I had been living in a fog. I had no idea how unhappy I was, really. I was living for myself, living in the lesbian lifestyle, using drugs, living for the moment. I had never questioned whether or not homosexuality was okay with God. It had to be. There was nothing I could do to change it. It felt like a part of me, and always had. Besides, God had a whole lot more to worry about than little ole me. He had war, poverty, famine, what did it matter if I was gay?

But then, He spoke to me, He spoke to my heart. He told me I was precious to Him, that He loved me more than I could fathom, that my life was more than anything I had been living for. He opened my eyes to just a glimpse of how beautiful His love really is.

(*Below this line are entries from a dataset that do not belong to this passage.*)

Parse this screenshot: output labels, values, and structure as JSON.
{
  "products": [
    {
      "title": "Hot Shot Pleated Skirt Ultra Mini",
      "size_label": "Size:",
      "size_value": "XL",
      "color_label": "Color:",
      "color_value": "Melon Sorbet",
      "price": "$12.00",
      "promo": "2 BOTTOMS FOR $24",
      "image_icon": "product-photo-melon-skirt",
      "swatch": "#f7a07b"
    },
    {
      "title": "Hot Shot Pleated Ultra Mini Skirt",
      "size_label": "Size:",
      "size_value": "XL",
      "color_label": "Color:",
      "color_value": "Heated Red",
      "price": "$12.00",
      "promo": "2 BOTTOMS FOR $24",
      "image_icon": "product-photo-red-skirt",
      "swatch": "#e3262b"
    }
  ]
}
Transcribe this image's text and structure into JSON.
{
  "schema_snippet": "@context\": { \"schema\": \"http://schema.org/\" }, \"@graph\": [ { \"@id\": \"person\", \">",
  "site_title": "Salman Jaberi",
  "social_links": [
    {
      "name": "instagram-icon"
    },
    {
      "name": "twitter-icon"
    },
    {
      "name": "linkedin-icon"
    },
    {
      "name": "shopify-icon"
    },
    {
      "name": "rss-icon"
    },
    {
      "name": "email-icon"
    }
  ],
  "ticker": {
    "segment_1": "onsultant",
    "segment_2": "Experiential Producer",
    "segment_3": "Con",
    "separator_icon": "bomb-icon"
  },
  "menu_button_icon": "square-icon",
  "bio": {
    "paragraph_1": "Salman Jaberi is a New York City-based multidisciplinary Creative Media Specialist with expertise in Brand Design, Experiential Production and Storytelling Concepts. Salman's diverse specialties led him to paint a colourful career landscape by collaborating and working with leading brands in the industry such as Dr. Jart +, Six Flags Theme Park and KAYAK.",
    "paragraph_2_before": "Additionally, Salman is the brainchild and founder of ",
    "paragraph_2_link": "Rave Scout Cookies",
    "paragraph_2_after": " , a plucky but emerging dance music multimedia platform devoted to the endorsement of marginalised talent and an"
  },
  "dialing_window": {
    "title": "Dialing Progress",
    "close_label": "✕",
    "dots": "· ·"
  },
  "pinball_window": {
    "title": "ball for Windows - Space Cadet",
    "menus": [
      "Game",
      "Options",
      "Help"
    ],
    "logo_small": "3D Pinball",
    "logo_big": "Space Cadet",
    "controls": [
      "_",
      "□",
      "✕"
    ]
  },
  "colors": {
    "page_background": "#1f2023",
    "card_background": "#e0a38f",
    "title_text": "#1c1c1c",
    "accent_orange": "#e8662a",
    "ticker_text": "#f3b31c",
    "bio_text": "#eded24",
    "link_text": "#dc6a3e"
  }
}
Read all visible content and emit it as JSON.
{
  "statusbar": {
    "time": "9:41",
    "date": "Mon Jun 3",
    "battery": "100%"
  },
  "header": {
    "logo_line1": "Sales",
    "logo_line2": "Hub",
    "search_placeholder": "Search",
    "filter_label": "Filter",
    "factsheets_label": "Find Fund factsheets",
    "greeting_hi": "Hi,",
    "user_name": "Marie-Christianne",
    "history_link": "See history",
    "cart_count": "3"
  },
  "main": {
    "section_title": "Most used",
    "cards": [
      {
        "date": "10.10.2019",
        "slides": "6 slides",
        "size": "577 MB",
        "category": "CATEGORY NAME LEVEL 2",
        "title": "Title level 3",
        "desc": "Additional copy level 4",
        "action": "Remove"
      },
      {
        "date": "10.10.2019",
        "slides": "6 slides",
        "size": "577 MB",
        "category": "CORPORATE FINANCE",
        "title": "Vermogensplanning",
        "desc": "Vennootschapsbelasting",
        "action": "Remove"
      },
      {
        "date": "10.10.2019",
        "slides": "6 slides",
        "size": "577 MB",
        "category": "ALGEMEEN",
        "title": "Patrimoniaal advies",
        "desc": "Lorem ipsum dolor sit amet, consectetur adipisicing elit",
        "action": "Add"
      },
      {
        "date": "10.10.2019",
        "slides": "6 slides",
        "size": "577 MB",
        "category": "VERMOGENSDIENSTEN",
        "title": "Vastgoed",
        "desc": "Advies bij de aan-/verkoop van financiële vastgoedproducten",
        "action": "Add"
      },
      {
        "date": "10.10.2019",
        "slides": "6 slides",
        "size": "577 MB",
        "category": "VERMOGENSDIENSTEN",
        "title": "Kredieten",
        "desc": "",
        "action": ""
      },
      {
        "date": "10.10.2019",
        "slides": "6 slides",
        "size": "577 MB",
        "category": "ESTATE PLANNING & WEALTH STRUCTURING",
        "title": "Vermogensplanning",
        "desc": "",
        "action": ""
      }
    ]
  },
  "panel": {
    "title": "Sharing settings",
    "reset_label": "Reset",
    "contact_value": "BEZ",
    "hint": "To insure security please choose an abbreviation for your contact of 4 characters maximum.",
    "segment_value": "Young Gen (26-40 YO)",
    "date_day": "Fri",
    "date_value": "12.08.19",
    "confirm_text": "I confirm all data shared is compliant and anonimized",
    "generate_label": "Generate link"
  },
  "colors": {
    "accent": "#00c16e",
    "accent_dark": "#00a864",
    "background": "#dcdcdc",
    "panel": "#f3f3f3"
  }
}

Then, He began pulling me out of my darkness, one step at a time. He showed me that it wasn't me who would have to do the changing, He could change me from within. All I had to do was surrender, and let Him work.

It wasn't easy, but He had my heart in his hands the whole time. He put His followers in my life to help see me through. He brought me people that showed me the love and compassion of Christ. They did not condemn me or make me ashamed, they loved me and prayed for me and believed for me when I couldn't believe.

He began to heal me and make me understand where my brokenness came from. He sloughed off the old, and replaced it with new. He broke through all the old layers to the real me, and restored it.

And then, He did the most beautiful thing of all. He blessed me with healthy love for a man. It was the first time that ever happened to me. I was 31 years old. And that man, who is more wonderful than I ever could have asked for or imagined, became my husband. Now, we pursue Him together.

What God did in me, the way He moved me, I could never fully explain. But I just can't wait to keep knowing Him and living this life for Him, Him alone.